I have proven myself a failure at being consistent. Methinks this should be a place for me. Maybe not the collected me that makes sense. More like the me that likes to be. To wonder, to plan, to think, to understand. I want to write everyday. It is my hope that this is the blog that will facilitate that goal.

I dont make any promises. You could still call this my creative blog. But I'd like to think of it more as the debris that is left behind after all the normal thoughts blow through my consciousness.

Don't expect it to always make sense or be worth your time. I think the main goal if for it to be my sanity.

Mottled Light

Mottled Light
the way my mind feels sometimes, waiting for a breakthrough.

Tuesday, February 3, 2009

Entry Fourty-Eight

only two more to go!

I am getting sick again. Not the stomach kind of sick like last time. The kind where you can feel it creeping up on you in the back of your throat.

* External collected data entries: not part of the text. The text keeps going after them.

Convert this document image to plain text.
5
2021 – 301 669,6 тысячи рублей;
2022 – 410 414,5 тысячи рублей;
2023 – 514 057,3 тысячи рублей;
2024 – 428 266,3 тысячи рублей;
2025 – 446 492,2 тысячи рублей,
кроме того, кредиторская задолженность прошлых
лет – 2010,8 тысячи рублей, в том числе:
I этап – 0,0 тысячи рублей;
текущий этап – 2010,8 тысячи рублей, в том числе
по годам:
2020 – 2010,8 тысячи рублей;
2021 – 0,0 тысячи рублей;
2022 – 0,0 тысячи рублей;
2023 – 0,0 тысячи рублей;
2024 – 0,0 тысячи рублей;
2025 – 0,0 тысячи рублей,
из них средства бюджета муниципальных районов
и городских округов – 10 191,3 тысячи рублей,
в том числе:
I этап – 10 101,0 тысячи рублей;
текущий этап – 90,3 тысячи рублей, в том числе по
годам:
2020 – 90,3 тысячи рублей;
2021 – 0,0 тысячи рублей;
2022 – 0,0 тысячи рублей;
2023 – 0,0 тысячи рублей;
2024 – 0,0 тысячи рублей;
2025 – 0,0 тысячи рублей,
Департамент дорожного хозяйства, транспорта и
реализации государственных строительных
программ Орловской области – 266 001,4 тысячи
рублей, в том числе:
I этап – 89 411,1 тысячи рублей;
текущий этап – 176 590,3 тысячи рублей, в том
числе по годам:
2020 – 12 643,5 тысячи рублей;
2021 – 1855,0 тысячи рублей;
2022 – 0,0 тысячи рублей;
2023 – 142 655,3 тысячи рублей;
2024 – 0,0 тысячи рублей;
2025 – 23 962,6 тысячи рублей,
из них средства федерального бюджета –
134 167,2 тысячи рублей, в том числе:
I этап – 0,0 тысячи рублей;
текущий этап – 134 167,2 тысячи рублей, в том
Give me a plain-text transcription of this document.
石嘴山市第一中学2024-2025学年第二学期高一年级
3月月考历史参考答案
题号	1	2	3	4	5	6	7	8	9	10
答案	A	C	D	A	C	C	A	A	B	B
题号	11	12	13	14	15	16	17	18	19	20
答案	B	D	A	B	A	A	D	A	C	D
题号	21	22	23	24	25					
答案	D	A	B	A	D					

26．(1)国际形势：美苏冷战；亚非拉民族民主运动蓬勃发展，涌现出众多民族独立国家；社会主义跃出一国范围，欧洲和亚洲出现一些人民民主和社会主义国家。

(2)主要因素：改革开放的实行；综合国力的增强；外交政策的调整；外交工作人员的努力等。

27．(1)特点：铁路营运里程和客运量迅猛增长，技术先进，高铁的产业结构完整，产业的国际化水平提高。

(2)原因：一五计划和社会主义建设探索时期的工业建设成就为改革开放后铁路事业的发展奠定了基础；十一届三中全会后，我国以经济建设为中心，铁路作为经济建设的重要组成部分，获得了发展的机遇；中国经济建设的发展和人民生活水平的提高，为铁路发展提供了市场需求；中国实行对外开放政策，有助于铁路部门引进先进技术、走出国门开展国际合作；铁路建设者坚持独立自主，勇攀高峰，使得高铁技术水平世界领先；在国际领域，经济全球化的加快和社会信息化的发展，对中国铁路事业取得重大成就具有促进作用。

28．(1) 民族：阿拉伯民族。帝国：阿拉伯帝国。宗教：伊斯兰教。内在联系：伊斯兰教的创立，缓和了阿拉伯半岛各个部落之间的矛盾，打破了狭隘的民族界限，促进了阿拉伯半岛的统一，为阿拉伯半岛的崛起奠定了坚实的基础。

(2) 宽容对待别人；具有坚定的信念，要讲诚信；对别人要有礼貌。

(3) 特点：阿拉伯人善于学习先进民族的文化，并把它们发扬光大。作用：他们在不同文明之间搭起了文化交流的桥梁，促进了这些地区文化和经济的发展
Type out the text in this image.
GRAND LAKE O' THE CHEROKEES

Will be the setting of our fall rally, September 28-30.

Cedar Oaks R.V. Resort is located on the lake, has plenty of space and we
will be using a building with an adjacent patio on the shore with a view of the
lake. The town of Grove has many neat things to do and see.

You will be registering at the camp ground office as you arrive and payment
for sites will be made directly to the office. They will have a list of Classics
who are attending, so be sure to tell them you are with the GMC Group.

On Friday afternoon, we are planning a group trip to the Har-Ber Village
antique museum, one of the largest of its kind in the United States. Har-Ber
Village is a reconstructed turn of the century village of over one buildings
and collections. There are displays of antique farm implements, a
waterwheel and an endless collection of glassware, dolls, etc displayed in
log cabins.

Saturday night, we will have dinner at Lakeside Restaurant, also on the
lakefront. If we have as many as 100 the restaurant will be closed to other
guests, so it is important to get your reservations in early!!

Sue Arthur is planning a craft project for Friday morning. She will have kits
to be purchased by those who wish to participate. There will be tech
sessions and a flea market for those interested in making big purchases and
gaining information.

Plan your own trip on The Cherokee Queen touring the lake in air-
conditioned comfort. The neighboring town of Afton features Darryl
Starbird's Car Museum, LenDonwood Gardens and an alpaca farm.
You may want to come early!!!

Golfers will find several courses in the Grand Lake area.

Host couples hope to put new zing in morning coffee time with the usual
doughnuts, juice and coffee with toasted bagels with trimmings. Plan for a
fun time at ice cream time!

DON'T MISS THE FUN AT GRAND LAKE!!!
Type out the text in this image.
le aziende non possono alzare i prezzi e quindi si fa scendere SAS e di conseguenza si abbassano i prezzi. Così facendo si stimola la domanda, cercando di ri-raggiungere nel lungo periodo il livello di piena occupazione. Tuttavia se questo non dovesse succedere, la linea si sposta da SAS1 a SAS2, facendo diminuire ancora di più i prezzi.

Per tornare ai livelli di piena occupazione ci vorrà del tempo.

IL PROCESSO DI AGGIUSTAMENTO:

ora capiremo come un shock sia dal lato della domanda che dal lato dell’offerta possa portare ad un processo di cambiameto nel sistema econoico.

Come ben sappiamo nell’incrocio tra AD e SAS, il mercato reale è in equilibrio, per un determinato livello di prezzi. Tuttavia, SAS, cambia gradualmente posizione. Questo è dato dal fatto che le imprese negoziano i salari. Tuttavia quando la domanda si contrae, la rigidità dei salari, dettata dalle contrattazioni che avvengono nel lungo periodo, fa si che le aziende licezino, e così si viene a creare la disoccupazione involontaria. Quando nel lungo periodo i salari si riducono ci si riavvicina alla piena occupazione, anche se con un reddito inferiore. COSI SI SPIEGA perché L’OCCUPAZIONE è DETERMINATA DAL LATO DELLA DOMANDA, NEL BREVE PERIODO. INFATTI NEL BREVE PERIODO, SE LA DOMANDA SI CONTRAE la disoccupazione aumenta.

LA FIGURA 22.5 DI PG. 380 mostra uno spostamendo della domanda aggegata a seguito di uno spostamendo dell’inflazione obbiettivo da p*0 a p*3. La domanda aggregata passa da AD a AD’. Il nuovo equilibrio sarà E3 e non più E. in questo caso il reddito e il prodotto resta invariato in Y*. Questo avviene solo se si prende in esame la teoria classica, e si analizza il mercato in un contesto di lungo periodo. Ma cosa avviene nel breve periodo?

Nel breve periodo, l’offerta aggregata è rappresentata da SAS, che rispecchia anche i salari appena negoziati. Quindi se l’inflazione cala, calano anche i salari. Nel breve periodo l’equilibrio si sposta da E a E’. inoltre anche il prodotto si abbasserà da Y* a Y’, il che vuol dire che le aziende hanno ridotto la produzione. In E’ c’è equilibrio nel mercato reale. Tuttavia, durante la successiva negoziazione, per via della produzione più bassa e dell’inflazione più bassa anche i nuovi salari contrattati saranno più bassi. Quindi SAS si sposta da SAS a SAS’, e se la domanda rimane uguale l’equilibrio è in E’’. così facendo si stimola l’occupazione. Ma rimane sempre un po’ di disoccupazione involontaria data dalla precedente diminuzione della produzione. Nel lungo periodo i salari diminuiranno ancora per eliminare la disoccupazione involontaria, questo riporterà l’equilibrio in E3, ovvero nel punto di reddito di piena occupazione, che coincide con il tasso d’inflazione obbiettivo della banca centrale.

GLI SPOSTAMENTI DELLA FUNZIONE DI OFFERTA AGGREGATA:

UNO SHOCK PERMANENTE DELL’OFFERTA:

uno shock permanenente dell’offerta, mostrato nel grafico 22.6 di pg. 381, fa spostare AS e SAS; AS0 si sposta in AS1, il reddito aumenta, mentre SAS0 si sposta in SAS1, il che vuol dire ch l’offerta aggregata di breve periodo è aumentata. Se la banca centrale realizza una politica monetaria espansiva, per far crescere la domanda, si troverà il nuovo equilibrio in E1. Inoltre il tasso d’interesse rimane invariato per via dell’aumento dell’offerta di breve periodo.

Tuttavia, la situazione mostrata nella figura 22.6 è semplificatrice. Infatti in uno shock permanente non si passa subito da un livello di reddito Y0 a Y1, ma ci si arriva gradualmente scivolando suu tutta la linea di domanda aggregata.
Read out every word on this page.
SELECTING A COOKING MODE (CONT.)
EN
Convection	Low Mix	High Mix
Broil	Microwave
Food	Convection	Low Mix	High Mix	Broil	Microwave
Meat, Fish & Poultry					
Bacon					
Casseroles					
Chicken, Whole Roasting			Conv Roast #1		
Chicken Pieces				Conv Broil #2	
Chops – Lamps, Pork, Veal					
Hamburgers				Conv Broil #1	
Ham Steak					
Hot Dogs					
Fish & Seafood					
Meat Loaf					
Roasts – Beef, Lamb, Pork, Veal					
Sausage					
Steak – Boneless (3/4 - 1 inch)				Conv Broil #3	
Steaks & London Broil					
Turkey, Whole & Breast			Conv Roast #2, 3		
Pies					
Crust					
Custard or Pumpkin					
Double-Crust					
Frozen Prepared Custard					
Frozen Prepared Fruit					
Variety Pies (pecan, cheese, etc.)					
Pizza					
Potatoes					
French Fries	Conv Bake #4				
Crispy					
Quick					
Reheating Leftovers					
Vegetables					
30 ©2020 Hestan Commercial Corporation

I have taken on more than I need to with Icthyology. Well, to be accurate, I haven't decided if that is for sure my plan. I just think that in this class I would get a better grade if I turned in something myself. At least a better grade than if I worked with a group that may not want to do as much work as I do. So I am going to talk to my professor about doing a solo project (it was an idea that he suggested to those of us with a little more motivation.) Perhaps this will encourage me to learn more about fish.

My lip hurts.

I need to stop biting my lips. Its not like it keeps me from biting my nails.

I made my blueberry tea a little strong tonight.

Everything is set and ready to go for tomorrow.

I hate Wednesdays.

Alright. I bring this unnecessary entry (#48) to a close.

Merry day-after-groundhog-day to all, and to all a goodnight!